Acceleration magnitude is constant ,C1
(d2y/dt2)^2 + (d2x/dt2)^2 = C1^2
d2y/dt2 = (C/R) dx/dt  = -(C/R)^2 y
d2x/dt2 = -(C/R) dy/dt = -(C/R)^2 x
(C/R)^4 x^2 + (C/R)^4 y^2 = C1^2
(C/R)^4 (x^2 + y^2) = C1^2
(C/R)^4 R^2 = C1^2
C1 = C^2/R

With the acceleration vector cut by 2:
a = v^2/(2 R)

Unfortunately, Fig 2 is completely invalid. You can not just slide the velocity vector along like that. It is illegal and not physical because it does not adhere to the definition of a velocity.

A velocity is not a thing in its own right. It does not exist, as say a table exists, but is a property of something that does exist. You can say 'That car has a velocity', but you can't say 'That velocity has a car'. Further more, a velocity is a relative property. It is always relative to the current position of that which it belongs to. A velocity is also a future event. The velocity you have now dictates where you will end up.
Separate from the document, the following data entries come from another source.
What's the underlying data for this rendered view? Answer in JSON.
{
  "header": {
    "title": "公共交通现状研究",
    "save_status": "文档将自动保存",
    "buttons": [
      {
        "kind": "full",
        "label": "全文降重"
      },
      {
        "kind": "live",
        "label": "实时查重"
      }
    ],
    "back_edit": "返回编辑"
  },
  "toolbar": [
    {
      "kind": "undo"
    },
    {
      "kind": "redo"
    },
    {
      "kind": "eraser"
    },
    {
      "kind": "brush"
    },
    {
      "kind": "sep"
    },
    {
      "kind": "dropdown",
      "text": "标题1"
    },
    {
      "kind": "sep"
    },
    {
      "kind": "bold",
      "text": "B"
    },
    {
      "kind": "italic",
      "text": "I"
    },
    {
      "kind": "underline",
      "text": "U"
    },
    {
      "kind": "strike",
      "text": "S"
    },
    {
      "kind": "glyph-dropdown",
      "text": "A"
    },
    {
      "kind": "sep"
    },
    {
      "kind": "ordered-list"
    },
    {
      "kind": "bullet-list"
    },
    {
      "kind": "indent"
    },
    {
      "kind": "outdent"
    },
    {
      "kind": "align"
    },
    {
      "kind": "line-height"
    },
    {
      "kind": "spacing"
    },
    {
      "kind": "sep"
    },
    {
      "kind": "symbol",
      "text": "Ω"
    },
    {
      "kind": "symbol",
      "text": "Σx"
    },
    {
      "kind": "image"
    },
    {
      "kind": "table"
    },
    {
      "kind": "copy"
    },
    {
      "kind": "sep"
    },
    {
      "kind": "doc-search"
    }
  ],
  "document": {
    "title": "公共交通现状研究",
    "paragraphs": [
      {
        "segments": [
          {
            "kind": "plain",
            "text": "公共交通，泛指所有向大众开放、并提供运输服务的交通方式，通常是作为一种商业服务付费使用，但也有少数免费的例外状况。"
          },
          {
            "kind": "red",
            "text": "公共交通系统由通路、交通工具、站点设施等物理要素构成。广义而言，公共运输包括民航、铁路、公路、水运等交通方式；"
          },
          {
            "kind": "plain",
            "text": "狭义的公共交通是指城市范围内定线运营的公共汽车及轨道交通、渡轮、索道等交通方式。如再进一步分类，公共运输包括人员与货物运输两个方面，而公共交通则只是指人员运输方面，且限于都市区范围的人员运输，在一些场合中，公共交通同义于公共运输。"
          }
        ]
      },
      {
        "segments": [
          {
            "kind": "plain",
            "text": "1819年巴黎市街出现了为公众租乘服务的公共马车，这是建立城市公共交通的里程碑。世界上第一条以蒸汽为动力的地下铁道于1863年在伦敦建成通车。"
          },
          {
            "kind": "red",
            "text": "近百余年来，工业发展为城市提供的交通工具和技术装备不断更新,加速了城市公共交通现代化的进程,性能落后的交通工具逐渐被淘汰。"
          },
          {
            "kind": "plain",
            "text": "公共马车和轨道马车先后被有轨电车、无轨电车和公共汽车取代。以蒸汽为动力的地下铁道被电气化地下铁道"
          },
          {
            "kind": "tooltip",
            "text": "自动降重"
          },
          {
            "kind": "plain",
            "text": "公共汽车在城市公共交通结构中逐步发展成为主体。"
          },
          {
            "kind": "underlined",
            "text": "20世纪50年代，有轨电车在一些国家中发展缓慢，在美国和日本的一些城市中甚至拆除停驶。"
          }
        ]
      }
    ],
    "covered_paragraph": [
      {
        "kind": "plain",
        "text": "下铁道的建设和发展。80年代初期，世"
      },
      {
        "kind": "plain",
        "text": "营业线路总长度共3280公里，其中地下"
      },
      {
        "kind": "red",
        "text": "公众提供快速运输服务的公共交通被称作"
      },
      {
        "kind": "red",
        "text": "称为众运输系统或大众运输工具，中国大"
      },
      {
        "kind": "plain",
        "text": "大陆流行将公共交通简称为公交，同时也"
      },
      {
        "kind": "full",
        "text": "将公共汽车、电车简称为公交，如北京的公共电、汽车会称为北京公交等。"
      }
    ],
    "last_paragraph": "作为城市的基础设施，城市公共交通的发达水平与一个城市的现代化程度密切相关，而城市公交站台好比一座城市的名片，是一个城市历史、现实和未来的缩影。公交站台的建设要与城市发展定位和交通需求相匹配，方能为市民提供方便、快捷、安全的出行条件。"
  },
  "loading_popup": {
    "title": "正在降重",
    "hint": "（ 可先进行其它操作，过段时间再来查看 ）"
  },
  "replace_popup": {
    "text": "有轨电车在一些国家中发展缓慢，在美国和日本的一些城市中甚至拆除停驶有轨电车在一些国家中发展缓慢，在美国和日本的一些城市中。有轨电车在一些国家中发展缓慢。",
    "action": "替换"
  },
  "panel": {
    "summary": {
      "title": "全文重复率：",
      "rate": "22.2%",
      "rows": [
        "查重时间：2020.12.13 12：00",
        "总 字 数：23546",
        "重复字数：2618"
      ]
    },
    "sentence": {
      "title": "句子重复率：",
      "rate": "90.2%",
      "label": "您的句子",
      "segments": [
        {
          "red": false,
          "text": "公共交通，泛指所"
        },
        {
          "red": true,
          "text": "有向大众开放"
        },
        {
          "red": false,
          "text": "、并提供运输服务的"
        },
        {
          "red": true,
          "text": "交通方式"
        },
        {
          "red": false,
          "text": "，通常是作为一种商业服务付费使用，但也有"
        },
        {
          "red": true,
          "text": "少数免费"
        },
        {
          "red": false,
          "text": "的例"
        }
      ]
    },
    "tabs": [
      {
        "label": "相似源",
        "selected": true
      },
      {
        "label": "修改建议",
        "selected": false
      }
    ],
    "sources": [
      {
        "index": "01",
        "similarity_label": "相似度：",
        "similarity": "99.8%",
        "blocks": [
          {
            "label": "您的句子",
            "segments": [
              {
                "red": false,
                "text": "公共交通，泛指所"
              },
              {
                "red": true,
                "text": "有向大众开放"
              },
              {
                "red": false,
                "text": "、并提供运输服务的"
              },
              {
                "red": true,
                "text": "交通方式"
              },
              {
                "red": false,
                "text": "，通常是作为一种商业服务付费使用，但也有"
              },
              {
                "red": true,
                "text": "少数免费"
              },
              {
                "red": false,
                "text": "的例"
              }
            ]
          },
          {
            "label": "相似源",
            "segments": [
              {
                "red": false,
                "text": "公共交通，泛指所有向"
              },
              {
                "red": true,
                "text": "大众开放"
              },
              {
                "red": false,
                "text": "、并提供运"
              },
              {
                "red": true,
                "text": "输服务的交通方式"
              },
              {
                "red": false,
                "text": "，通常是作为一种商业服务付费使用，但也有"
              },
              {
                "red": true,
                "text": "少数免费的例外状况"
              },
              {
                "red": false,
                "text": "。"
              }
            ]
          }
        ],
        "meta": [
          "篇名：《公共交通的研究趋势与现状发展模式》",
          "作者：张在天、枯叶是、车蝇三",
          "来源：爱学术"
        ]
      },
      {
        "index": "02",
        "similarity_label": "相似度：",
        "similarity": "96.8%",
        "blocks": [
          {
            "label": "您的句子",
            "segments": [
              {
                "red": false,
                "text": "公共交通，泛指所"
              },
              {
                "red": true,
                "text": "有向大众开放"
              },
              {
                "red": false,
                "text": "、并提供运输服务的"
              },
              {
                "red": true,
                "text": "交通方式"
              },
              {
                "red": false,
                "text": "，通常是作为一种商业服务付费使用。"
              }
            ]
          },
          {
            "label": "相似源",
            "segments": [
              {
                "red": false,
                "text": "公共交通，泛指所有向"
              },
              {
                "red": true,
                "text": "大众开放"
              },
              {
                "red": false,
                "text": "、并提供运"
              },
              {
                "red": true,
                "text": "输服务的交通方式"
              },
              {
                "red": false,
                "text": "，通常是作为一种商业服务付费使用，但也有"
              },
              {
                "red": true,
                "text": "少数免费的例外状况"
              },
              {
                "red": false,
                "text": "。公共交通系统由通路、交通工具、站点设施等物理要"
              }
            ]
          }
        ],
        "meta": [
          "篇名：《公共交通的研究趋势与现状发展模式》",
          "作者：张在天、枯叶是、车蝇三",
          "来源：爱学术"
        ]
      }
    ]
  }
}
In the case of circular motion, we are looking at a point on the circumference of a circle. You can choose any point you like, it is completely arbitrary and will not change the results. Whatever point you do choose, though, is where your velocity vector is based. That is the point that represents now and the velocity points from that position to show where it will cause that point to go.

That is why you can't just base that vector somewhere else. It belongs to that point because it is relative to that point. A velocity is the motion, over some set time period, of some thing from one position to another.

And this is why you're so critical here, Nevyn. I hate to put that stress on your shoulders, but there it is. Bear it however you must. I didn't take the time to dig through the math here, since I was already convinced of the premise from all the other directions. Good lookin' out, Nevyn.

Don't be discouraged, Kug. Just keep pluggin' away, and take these criticisms for what they are. We NEED to be accurate on these topics, and plug in any holes or perceived weaknesses by beating each other up a bit. Nevyn has helped me personally on many projects, especially stacked spins, and please take his analysis under heavy consideration.